FinCEN Doubles Down on Banks’ Crypto Exposure
October 9th, 2020
Taking center stage in a key-note address at the virtual 2020 ACAMS Las Vegas Conference, FinCEN Director Kenneth A. Blanco clarified a long-standing confusion banks have had regarding their exposure to cryptocurrencies and the steps they must take the mitigate these risks. Director Blanco said that FinCEN continues to focus its efforts on a number of priority areas, including that virtual currency space stating “one issue that continues to come up during these discussions relates to mitigating risks associated with emerging payment systems, including virtual currency. To be clear, exchanges are not the only ones with crypto risk exposure. These risks are not unique to money services businesses or virtual currency exchangers; banks must be thinking about their crypto exposure as well. These are areas your examiners, and FinCEN, will ask you about when assessing the effectiveness of your AML program”.
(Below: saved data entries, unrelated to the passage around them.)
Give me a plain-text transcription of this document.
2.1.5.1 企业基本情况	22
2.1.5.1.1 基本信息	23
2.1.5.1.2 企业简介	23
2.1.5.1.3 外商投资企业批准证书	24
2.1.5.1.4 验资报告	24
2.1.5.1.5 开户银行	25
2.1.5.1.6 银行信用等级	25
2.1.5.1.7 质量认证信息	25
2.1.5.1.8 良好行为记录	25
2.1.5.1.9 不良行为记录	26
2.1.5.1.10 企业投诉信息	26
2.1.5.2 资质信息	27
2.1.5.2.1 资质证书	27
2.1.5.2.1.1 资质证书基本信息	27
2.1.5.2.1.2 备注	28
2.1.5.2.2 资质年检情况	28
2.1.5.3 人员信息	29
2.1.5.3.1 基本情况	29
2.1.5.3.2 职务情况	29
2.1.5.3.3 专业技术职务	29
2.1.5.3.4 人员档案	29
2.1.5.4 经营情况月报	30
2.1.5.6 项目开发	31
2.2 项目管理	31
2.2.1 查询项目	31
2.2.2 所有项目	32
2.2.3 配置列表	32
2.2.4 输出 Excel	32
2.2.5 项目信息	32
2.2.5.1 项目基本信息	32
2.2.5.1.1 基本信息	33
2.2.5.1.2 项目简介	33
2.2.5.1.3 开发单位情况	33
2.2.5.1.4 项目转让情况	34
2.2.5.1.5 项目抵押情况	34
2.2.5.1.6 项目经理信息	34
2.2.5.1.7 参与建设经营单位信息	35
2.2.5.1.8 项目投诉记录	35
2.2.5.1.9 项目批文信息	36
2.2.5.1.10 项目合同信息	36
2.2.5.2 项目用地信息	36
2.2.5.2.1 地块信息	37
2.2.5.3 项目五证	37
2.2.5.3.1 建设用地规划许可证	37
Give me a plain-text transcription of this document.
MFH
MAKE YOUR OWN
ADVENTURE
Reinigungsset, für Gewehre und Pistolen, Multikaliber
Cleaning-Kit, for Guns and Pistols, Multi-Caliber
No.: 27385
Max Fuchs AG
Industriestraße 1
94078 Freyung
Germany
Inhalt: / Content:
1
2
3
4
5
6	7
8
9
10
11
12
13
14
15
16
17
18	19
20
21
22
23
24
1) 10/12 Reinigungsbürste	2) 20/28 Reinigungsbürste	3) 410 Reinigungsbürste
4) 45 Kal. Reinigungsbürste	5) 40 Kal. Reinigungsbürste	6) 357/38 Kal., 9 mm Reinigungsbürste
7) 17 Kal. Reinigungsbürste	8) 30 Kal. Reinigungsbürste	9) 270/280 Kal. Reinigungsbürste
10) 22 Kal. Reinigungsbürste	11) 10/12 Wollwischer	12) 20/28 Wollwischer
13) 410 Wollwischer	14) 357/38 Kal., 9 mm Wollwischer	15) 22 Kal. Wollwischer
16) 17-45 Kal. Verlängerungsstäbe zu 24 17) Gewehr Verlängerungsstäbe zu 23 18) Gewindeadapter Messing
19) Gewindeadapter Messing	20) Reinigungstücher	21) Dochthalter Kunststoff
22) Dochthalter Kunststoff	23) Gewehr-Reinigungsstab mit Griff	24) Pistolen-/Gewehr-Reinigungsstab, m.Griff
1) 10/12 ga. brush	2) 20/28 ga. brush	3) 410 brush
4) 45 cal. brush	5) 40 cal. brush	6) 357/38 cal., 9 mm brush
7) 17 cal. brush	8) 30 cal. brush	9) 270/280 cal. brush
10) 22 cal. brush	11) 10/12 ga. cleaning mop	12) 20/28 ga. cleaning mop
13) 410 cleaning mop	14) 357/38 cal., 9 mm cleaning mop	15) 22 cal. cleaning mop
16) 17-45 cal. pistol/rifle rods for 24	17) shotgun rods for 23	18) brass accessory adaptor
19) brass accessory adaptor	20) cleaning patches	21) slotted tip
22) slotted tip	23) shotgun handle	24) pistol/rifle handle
….banks must be thinking about their crypto exposure as well. These are areas your examiners, and FinCEN, will ask you about when assessing the effectiveness of your AML program.
While existing FinCEN regulations (FIN-2019-A003) clearly state that it is the responsibility of all financial institutions to identify and report suspicious activity concerning how criminals and other bad actors exploit virtual currency for money laundering, sanctions evasion, and other illicit financing purposes, many banks remained unclear on how exactly virtual currencies could effect their institutions. FinCEN’s requirements apply to all financial institutions, even if those financial institutions do not directly buy, sell, or provide custody to virtual assets. However, CipherTrace research has shown that many banks do not know how to properly detect and monitor virtual currency-related transactions.
So banks also need to be asking themselves, “What baseline controls do we have in place to identify customers? Do we have institutional or peer-to-peer virtual currency customers? How does our financial institution interact with emerging payment systems? Do we have the tools we need to identify and report potentially suspicious activity occurring through our financial institution?” All of these questions go back to the policies and procedures in place to mitigate risk.
Extensive research by CipherTrace Labs in 2019 uncovered individuals operating illicit crypto MSBs at 8 of 10 US retail banks. These illegal MSBs use their bank accounts as a conduit for accepting cash payments in exchange for cryptocurrency to support the illegal trade of fiat for crypto. They often do this by a simple ACH transfer, wire transfer, or walkup cash deposit at a depository institution.
Criminals register businesses online using fictitious or stolen IDs to create corporate entities. They then create corporate bank accounts that can be used to fund investments or operate unlicensed money service businesses. Naturally, they fail to report these crypto asset activities to the financial institution. Criminals and terrorists choose this technique because direct deposits and large sums of money moving in and out of business bank accounts—as opposed to personal accounts—are less likely to trigger fraud alerts or suspicious activity reports (SARs) at financial institutions.
Additionally, numerous peer-to-peer (P2P) marketplaces are specifically designed to help people buy and sell bitcoin and other virtual currencies with cash deposits or discrete wire transfers. To conceal their unregistered MSBs, buyers of bitcoin on these P2P marketplaces are told not to inform bank tellers that they are making deposits for the purchase of BTC, but rather are purchasing “digital services.” Similarly, for wire transfers, customers looking to buy bitcoin are directed to avoid mentioning bitcoin in any communication. These P2P exchangers don’t want their banks to catch wind of their underground money service businesses.
In addition to being unregistered, many of these P2P exchangers lack any kind of AML program and perform little or no know your customer (KYC) due diligence. This lack of controls presents huge AML risks to banks and other financial institutions. If banks are not thinking about these issues, it will be apparent when examiners visit.
FinCEN Director Blanco makes it absolutely clear that banks must have controls in place to identify, monitor, and report suspicious activity involving virtual asset-related transactions. Some financial institutions have built home-grown systems to try to identify cryptocurrency-related accounts, however, this approach results in many false positives and misses significant, large amounts of funds flows that cannot be discovered by home-grown name matching. CipherTrace research has found that a typical name-based system may entirely miss up to 70% or more of the crypto exchanges out there, and up to 90% of the actual transaction volume.
These tools often lack the intelligence (including risk ratings on crypto exchanges around the globe) necessary to perform anything but bare-bones analysis. Forward-looking banks are starting to lower their AML/CTF exposure by using specialized tools—such as CipherTrace Aramda—built to identify risky virtual asset service providers and other compliance risks stemming from crypto-asset businesses.